[I thought I published this already; I must have saved by accident, was still listed as a draft.]
I'm not as active here as I am over at Clarence's➚ though I am active daily in OTR listening and noodling. As you probably know, I'm trying to treat myself to a new CBS Radio Mystery Theater (CBSRMT) episode each day, and relishing every moment.
I am delighted by two things:
1) The appearance of stars that I know from other places. Agnes Moorhead (who was of course Endora[1] in Bewitched) appeared in Episode 1, "Old Ones are Hard to Kill", and the other night, I listened to Kim Hunter in Episode 4, "Lost Dog." Moorhead was a fitting star for the first outing, as she is best remembered in her radio days as the frightened housewife in "Sorry, Wrong Number." If you listen to enough OTR on late-night AM radio, you'll hear it, since it's a classic and deservedly gets replayed.
Click here to Listen to Kim Hunter in "Lost Dog," from CBS Radio Mystery Theater➚
2) The production values are magnificent; I'd forgotten just how carefully crafted these where. Footsteps recede or approach, doors creak in just the right ways, and outside sounds are left outside when the door closes. It's a far cry from the organ-festooned episodes of radio's hay-day in which there was so much to choose from that it wasn't hard to find bad writing and worse sound effects, compensated by organ music that took the place of real drama (similar the place occupied by special effects in some movies today).
And if I can be indulged to list a third, #3 would be the nightly trip back to boyhood, a dark upstairs bedroom lit only by a radio dial, and the voice of EG Marshall and the descending strings. Those memories are so early that they are equally dim, but the experience is indelible.
I often fall asleep to my OTR mp3's, as it's the last thing I do at night, but an advantage to that is I just as often must restart the OTR episode about where I fell asleep, so I listen to some parts more than once.
Oh, about "Lost Dog" - Kim Hunter! My first introduction to her? Why, she will ever be Dr Zira from Planet of the Apes, of course.
I can still remember me, my brother Tom, and our friends, Rich Nickel (my age) and Dave Nickel (Tom's age and Rich's brother) lying upstairs in that same dark bedroom where I listened to CBSRMT, dissecting the end of Planet of the Apes. We couldn't figure out what it meant; why was there a Statue of Liberty on this planet, was it a duplicate of Earth? Rich figured it out and explained it to us. Rich was very bright and smarter than most kids I ever met, if not the smartest.

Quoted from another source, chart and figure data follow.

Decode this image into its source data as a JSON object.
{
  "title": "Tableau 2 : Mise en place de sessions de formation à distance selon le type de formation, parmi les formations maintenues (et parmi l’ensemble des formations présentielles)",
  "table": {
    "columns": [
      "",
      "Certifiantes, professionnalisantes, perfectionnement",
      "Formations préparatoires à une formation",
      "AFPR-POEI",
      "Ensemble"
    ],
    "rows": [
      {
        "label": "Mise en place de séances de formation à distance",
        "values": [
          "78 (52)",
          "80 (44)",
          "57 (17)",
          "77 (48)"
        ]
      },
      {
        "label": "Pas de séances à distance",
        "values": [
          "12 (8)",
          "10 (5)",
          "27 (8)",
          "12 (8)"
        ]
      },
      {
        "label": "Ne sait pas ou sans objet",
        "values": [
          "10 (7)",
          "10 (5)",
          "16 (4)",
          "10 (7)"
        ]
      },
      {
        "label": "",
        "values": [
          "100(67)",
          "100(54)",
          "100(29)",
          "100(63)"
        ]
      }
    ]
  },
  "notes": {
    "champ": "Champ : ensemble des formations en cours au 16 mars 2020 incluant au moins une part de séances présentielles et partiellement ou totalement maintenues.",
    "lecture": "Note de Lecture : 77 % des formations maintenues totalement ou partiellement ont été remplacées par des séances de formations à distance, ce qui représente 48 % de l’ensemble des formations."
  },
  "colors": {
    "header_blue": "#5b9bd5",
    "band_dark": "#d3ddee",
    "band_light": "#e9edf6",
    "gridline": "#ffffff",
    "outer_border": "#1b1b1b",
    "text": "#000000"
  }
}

What I still don't get (and you are welcome to enlighten me, Rich or anyone else) is why the female astronaut dies in the beginning. Her glass-encased sleep chamber is cracked, I get that, so something inside got out, or something outside got in. I can only guess that life support outside the chambers was turned off to conserve energy and only the chambers retained air and nutrients, so when hers cracked, she suffocated. Do I have that right?

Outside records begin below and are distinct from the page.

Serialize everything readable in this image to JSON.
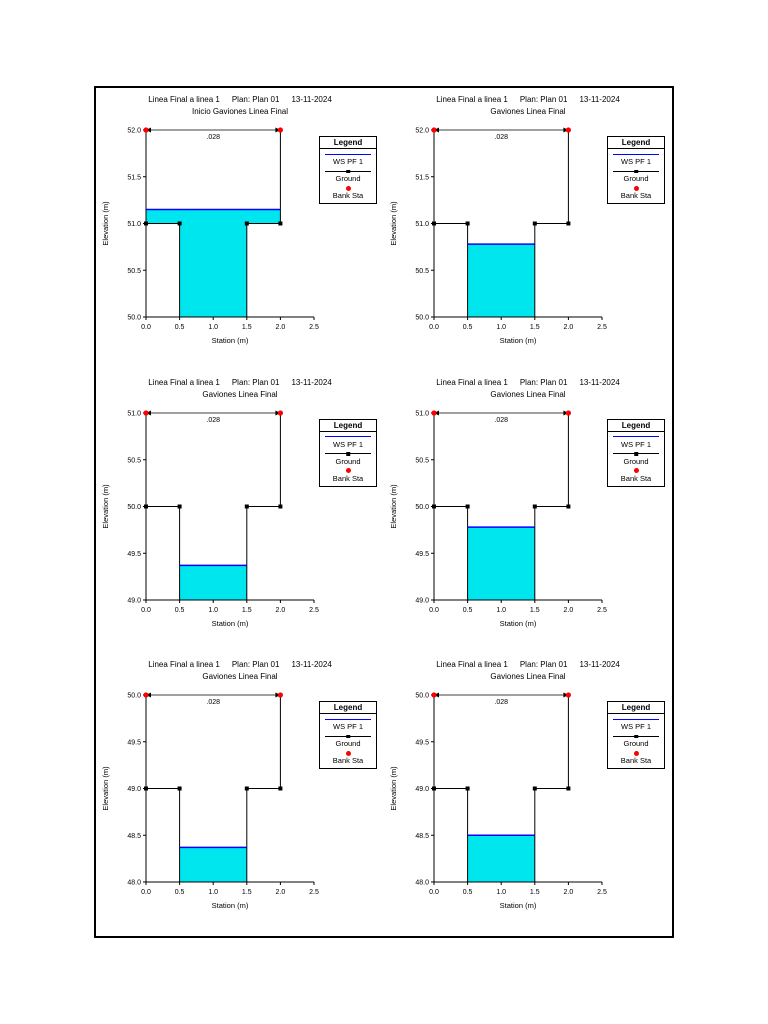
{
  "page": {
    "background": "#ffffff",
    "border_color": "#000000"
  },
  "colors": {
    "water_fill": "#00e6ee",
    "ws_line": "#0000ff",
    "ground": "#000000",
    "bank_sta": "#ff0000",
    "axis": "#000000"
  },
  "legend": {
    "title": "Legend",
    "items": [
      {
        "name": "ws-pf1",
        "label": "WS PF 1",
        "style": "line",
        "color": "#0000ff"
      },
      {
        "name": "ground",
        "label": "Ground",
        "style": "line-square",
        "color": "#000000"
      },
      {
        "name": "bank-sta",
        "label": "Bank Sta",
        "style": "dot",
        "color": "#ff0000"
      }
    ]
  },
  "chart_data": [
    {
      "type": "line",
      "header": {
        "project": "Linea Final a linea 1",
        "plan": "Plan: Plan 01",
        "date": "13-11-2024"
      },
      "title": "Inicio Gaviones Linea Final",
      "xlabel": "Station (m)",
      "ylabel": "Elevation (m)",
      "xlim": [
        0.0,
        2.5
      ],
      "ylim": [
        50.0,
        52.0
      ],
      "x_ticks": [
        0.0,
        0.5,
        1.0,
        1.5,
        2.0,
        2.5
      ],
      "y_ticks": [
        50.0,
        50.5,
        51.0,
        51.5,
        52.0
      ],
      "manning": {
        "label": ".028",
        "span": [
          0.0,
          2.0
        ]
      },
      "ground_points": [
        [
          0,
          52
        ],
        [
          0,
          51
        ],
        [
          0.5,
          51
        ],
        [
          0.5,
          50
        ],
        [
          1.5,
          50
        ],
        [
          1.5,
          51
        ],
        [
          2,
          51
        ],
        [
          2,
          52
        ]
      ],
      "ground_markers": [
        [
          0,
          51
        ],
        [
          0.5,
          51
        ],
        [
          1.5,
          51
        ],
        [
          2,
          51
        ]
      ],
      "ws_elevation": 51.15,
      "ws_extent": [
        0.0,
        2.0
      ],
      "bank_sta_points": [
        [
          0,
          52
        ],
        [
          2,
          52
        ]
      ],
      "water_polygon": [
        [
          0,
          51.15
        ],
        [
          2,
          51.15
        ],
        [
          2,
          51
        ],
        [
          1.5,
          51
        ],
        [
          1.5,
          50
        ],
        [
          0.5,
          50
        ],
        [
          0.5,
          51
        ],
        [
          0,
          51
        ]
      ]
    },
    {
      "type": "line",
      "header": {
        "project": "Linea Final a linea 1",
        "plan": "Plan: Plan 01",
        "date": "13-11-2024"
      },
      "title": "Gaviones Linea Final",
      "xlabel": "Station (m)",
      "ylabel": "Elevation (m)",
      "xlim": [
        0.0,
        2.5
      ],
      "ylim": [
        50.0,
        52.0
      ],
      "x_ticks": [
        0.0,
        0.5,
        1.0,
        1.5,
        2.0,
        2.5
      ],
      "y_ticks": [
        50.0,
        50.5,
        51.0,
        51.5,
        52.0
      ],
      "manning": {
        "label": ".028",
        "span": [
          0.0,
          2.0
        ]
      },
      "ground_points": [
        [
          0,
          52
        ],
        [
          0,
          51
        ],
        [
          0.5,
          51
        ],
        [
          0.5,
          50
        ],
        [
          1.5,
          50
        ],
        [
          1.5,
          51
        ],
        [
          2,
          51
        ],
        [
          2,
          52
        ]
      ],
      "ground_markers": [
        [
          0,
          51
        ],
        [
          0.5,
          51
        ],
        [
          1.5,
          51
        ],
        [
          2,
          51
        ]
      ],
      "ws_elevation": 50.78,
      "ws_extent": [
        0.5,
        1.5
      ],
      "bank_sta_points": [
        [
          0,
          52
        ],
        [
          2,
          52
        ]
      ],
      "water_polygon": [
        [
          0.5,
          50.78
        ],
        [
          1.5,
          50.78
        ],
        [
          1.5,
          50
        ],
        [
          0.5,
          50
        ]
      ]
    },
    {
      "type": "line",
      "header": {
        "project": "Linea Final a linea 1",
        "plan": "Plan: Plan 01",
        "date": "13-11-2024"
      },
      "title": "Gaviones Linea Final",
      "xlabel": "Station (m)",
      "ylabel": "Elevation (m)",
      "xlim": [
        0.0,
        2.5
      ],
      "ylim": [
        49.0,
        51.0
      ],
      "x_ticks": [
        0.0,
        0.5,
        1.0,
        1.5,
        2.0,
        2.5
      ],
      "y_ticks": [
        49.0,
        49.5,
        50.0,
        50.5,
        51.0
      ],
      "manning": {
        "label": ".028",
        "span": [
          0.0,
          2.0
        ]
      },
      "ground_points": [
        [
          0,
          51
        ],
        [
          0,
          50
        ],
        [
          0.5,
          50
        ],
        [
          0.5,
          49
        ],
        [
          1.5,
          49
        ],
        [
          1.5,
          50
        ],
        [
          2,
          50
        ],
        [
          2,
          51
        ]
      ],
      "ground_markers": [
        [
          0,
          50
        ],
        [
          0.5,
          50
        ],
        [
          1.5,
          50
        ],
        [
          2,
          50
        ]
      ],
      "ws_elevation": 49.37,
      "ws_extent": [
        0.5,
        1.5
      ],
      "bank_sta_points": [
        [
          0,
          51
        ],
        [
          2,
          51
        ]
      ],
      "water_polygon": [
        [
          0.5,
          49.37
        ],
        [
          1.5,
          49.37
        ],
        [
          1.5,
          49
        ],
        [
          0.5,
          49
        ]
      ]
    },
    {
      "type": "line",
      "header": {
        "project": "Linea Final a linea 1",
        "plan": "Plan: Plan 01",
        "date": "13-11-2024"
      },
      "title": "Gaviones Linea Final",
      "xlabel": "Station (m)",
      "ylabel": "Elevation (m)",
      "xlim": [
        0.0,
        2.5
      ],
      "ylim": [
        49.0,
        51.0
      ],
      "x_ticks": [
        0.0,
        0.5,
        1.0,
        1.5,
        2.0,
        2.5
      ],
      "y_ticks": [
        49.0,
        49.5,
        50.0,
        50.5,
        51.0
      ],
      "manning": {
        "label": ".028",
        "span": [
          0.0,
          2.0
        ]
      },
      "ground_points": [
        [
          0,
          51
        ],
        [
          0,
          50
        ],
        [
          0.5,
          50
        ],
        [
          0.5,
          49
        ],
        [
          1.5,
          49
        ],
        [
          1.5,
          50
        ],
        [
          2,
          50
        ],
        [
          2,
          51
        ]
      ],
      "ground_markers": [
        [
          0,
          50
        ],
        [
          0.5,
          50
        ],
        [
          1.5,
          50
        ],
        [
          2,
          50
        ]
      ],
      "ws_elevation": 49.78,
      "ws_extent": [
        0.5,
        1.5
      ],
      "bank_sta_points": [
        [
          0,
          51
        ],
        [
          2,
          51
        ]
      ],
      "water_polygon": [
        [
          0.5,
          49.78
        ],
        [
          1.5,
          49.78
        ],
        [
          1.5,
          49
        ],
        [
          0.5,
          49
        ]
      ]
    },
    {
      "type": "line",
      "header": {
        "project": "Linea Final a linea 1",
        "plan": "Plan: Plan 01",
        "date": "13-11-2024"
      },
      "title": "Gaviones Linea Final",
      "xlabel": "Station (m)",
      "ylabel": "Elevation (m)",
      "xlim": [
        0.0,
        2.5
      ],
      "ylim": [
        48.0,
        50.0
      ],
      "x_ticks": [
        0.0,
        0.5,
        1.0,
        1.5,
        2.0,
        2.5
      ],
      "y_ticks": [
        48.0,
        48.5,
        49.0,
        49.5,
        50.0
      ],
      "manning": {
        "label": ".028",
        "span": [
          0.0,
          2.0
        ]
      },
      "ground_points": [
        [
          0,
          50
        ],
        [
          0,
          49
        ],
        [
          0.5,
          49
        ],
        [
          0.5,
          48
        ],
        [
          1.5,
          48
        ],
        [
          1.5,
          49
        ],
        [
          2,
          49
        ],
        [
          2,
          50
        ]
      ],
      "ground_markers": [
        [
          0,
          49
        ],
        [
          0.5,
          49
        ],
        [
          1.5,
          49
        ],
        [
          2,
          49
        ]
      ],
      "ws_elevation": 48.37,
      "ws_extent": [
        0.5,
        1.5
      ],
      "bank_sta_points": [
        [
          0,
          50
        ],
        [
          2,
          50
        ]
      ],
      "water_polygon": [
        [
          0.5,
          48.37
        ],
        [
          1.5,
          48.37
        ],
        [
          1.5,
          48
        ],
        [
          0.5,
          48
        ]
      ]
    },
    {
      "type": "line",
      "header": {
        "project": "Linea Final a linea 1",
        "plan": "Plan: Plan 01",
        "date": "13-11-2024"
      },
      "title": "Gaviones Linea Final",
      "xlabel": "Station (m)",
      "ylabel": "Elevation (m)",
      "xlim": [
        0.0,
        2.5
      ],
      "ylim": [
        48.0,
        50.0
      ],
      "x_ticks": [
        0.0,
        0.5,
        1.0,
        1.5,
        2.0,
        2.5
      ],
      "y_ticks": [
        48.0,
        48.5,
        49.0,
        49.5,
        50.0
      ],
      "manning": {
        "label": ".028",
        "span": [
          0.0,
          2.0
        ]
      },
      "ground_points": [
        [
          0,
          50
        ],
        [
          0,
          49
        ],
        [
          0.5,
          49
        ],
        [
          0.5,
          48
        ],
        [
          1.5,
          48
        ],
        [
          1.5,
          49
        ],
        [
          2,
          49
        ],
        [
          2,
          50
        ]
      ],
      "ground_markers": [
        [
          0,
          49
        ],
        [
          0.5,
          49
        ],
        [
          1.5,
          49
        ],
        [
          2,
          49
        ]
      ],
      "ws_elevation": 48.5,
      "ws_extent": [
        0.5,
        1.5
      ],
      "bank_sta_points": [
        [
          0,
          50
        ],
        [
          2,
          50
        ]
      ],
      "water_polygon": [
        [
          0.5,
          48.5
        ],
        [
          1.5,
          48.5
        ],
        [
          1.5,
          48
        ],
        [
          0.5,
          48
        ]
      ]
    }
  ]
}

Oh, and Nova was a babe. Any prepubescent boy that didn't yearn for pubescence upon seeing this beautiful creature wasn't breathing.

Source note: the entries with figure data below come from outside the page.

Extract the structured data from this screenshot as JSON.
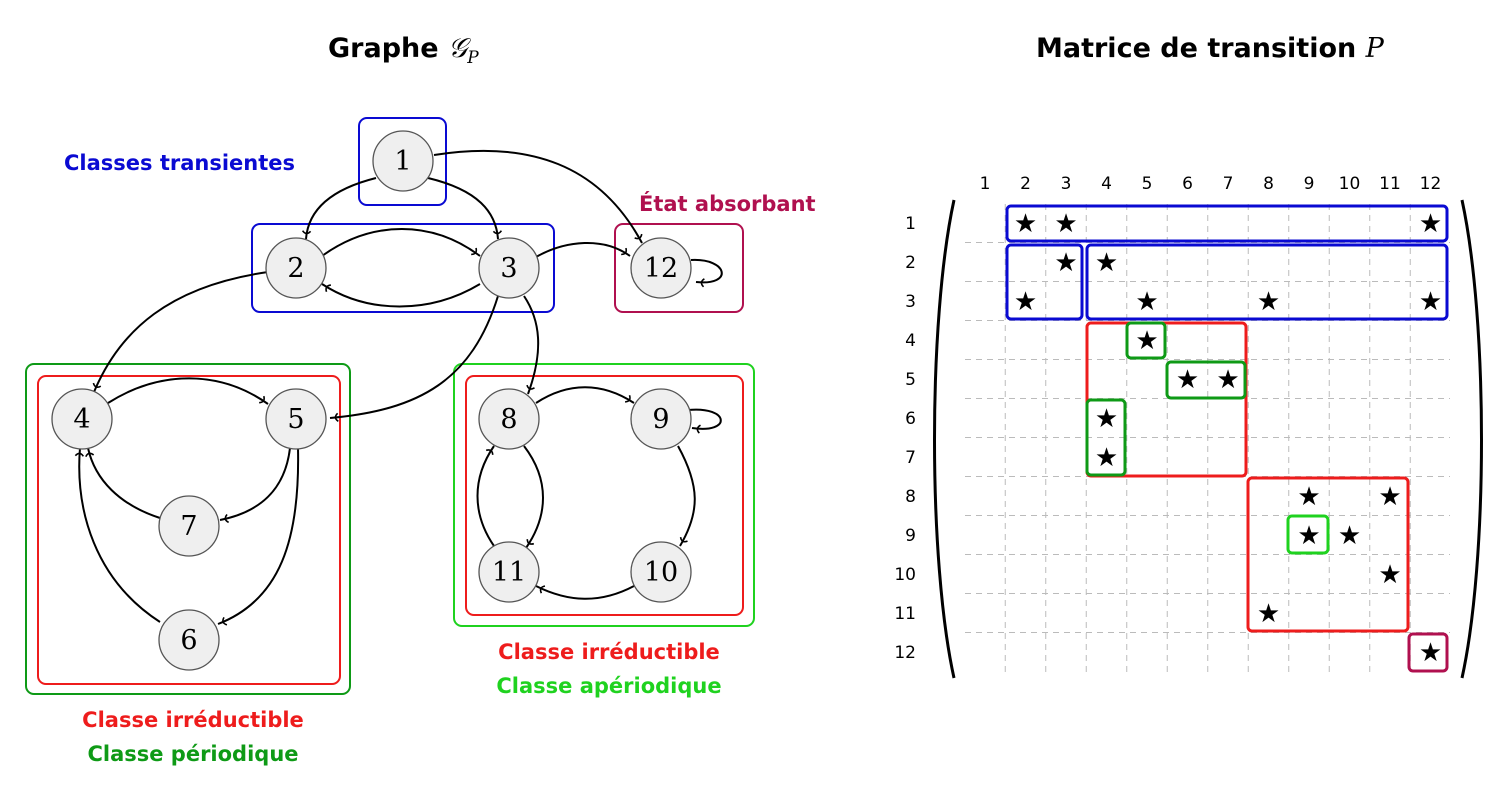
{
  "graph": {
    "title_text": "Graphe ",
    "title_math": "𝒢",
    "title_sub": "P",
    "nodes": [
      {
        "id": "1",
        "label": "1"
      },
      {
        "id": "2",
        "label": "2"
      },
      {
        "id": "3",
        "label": "3"
      },
      {
        "id": "4",
        "label": "4"
      },
      {
        "id": "5",
        "label": "5"
      },
      {
        "id": "6",
        "label": "6"
      },
      {
        "id": "7",
        "label": "7"
      },
      {
        "id": "8",
        "label": "8"
      },
      {
        "id": "9",
        "label": "9"
      },
      {
        "id": "10",
        "label": "10"
      },
      {
        "id": "11",
        "label": "11"
      },
      {
        "id": "12",
        "label": "12"
      }
    ],
    "labels": {
      "transient": "Classes transientes",
      "absorbing": "État absorbant",
      "left_irreducible": "Classe irréductible",
      "left_periodic": "Classe périodique",
      "right_irreducible": "Classe irréductible",
      "right_aperiodic": "Classe apériodique"
    },
    "colors": {
      "transient": "#0a0ad2",
      "absorbing": "#b0104f",
      "irreducible": "#ee1c1c",
      "periodic": "#0e9a16",
      "aperiodic": "#1fd21f"
    }
  },
  "matrix": {
    "title_text": "Matrice de transition ",
    "title_math": "P",
    "column_labels": [
      "1",
      "2",
      "3",
      "4",
      "5",
      "6",
      "7",
      "8",
      "9",
      "10",
      "11",
      "12"
    ],
    "row_labels": [
      "1",
      "2",
      "3",
      "4",
      "5",
      "6",
      "7",
      "8",
      "9",
      "10",
      "11",
      "12"
    ],
    "star_symbol": "★",
    "stars": [
      [
        1,
        2
      ],
      [
        1,
        3
      ],
      [
        1,
        12
      ],
      [
        2,
        3
      ],
      [
        2,
        4
      ],
      [
        3,
        2
      ],
      [
        3,
        5
      ],
      [
        3,
        8
      ],
      [
        3,
        12
      ],
      [
        4,
        5
      ],
      [
        5,
        6
      ],
      [
        5,
        7
      ],
      [
        6,
        4
      ],
      [
        7,
        4
      ],
      [
        8,
        9
      ],
      [
        8,
        11
      ],
      [
        9,
        9
      ],
      [
        9,
        10
      ],
      [
        10,
        11
      ],
      [
        11,
        8
      ],
      [
        12,
        12
      ]
    ]
  }
}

[1] The pastor of my church at that time - Pastor Kenneth Andrus - bless his heart, he was a very nice and spiritual man (presumably still though very old) - preached against popular media portrayals of witches and other Satantic images. He called out Endora specifically, whose name was of course drawn from the biblical Witch of Endor. That was when Pastor Andrus was preaching at Bethel Baptist Church at 737 East 26th Street, in Erie, PA, before Bethel West was set up across town and he was preaching at both locations.